According to a new study, psychotherapy triggers a certain alteration in the brains of people who suffer from social anxiety. Though not really breaking news, this simply reaffirms the idea that it does make sense to go the psychotherapeutic route.
Medication and psychotherapy are commonly used to treat individuals who suffer from social anxiety. Social anxiety, of course, is the disorder where people suffer from an an overwhelming fear of interacting with others.
In this new Canadian study, 25 adults with social anxiety disorder underwent 12 weekly sessions of group cognitive behavior therapy. The purpose of this type of therapy is helping patients deal with, and delve into their incorrect thinking patterns. Then the clinical group patients were compared to two control groups who tested either high or low for symptoms of social anxiety but got no treatment for it.

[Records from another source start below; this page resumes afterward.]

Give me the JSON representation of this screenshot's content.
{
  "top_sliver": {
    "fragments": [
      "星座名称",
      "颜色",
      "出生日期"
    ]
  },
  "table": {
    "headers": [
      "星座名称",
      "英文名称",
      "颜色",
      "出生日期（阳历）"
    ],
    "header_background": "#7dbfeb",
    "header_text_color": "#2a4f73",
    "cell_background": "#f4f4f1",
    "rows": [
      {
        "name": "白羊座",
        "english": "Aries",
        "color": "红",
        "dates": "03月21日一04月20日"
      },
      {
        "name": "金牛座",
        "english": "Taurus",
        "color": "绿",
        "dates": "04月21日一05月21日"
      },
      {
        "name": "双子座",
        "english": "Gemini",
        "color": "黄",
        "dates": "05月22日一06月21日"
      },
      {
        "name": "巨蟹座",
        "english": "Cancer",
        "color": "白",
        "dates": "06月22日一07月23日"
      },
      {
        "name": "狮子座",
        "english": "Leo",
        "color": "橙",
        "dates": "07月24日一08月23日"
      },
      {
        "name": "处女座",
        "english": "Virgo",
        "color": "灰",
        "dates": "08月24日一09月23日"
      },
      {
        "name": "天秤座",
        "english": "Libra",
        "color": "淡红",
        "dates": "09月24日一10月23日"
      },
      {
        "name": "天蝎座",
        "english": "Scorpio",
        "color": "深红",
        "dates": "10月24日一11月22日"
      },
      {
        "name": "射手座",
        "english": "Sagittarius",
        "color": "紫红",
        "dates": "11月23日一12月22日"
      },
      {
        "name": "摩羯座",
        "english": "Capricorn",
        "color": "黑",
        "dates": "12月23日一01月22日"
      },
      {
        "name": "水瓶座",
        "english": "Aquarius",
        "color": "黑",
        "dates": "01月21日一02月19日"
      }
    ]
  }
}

Everyone who took part in the study underwent a number of electroencephalograms that measured brain electrical interactions.
"Laypeople tend to think that talk therapy is not 'real,' while they associate medications with hard science and physiologic change," lead author Vladimir Miskovic, a McMaster University doctoral candidate, said in a news release from the Association for Psychological Science.
"But at the end of the day, the effectiveness of any program must be mediated by the brain and the nervous system. If the brain does not change, there won't be a change in behavior or emotion."
The results from this study will appear in the coming issue of the journal Psychological Science.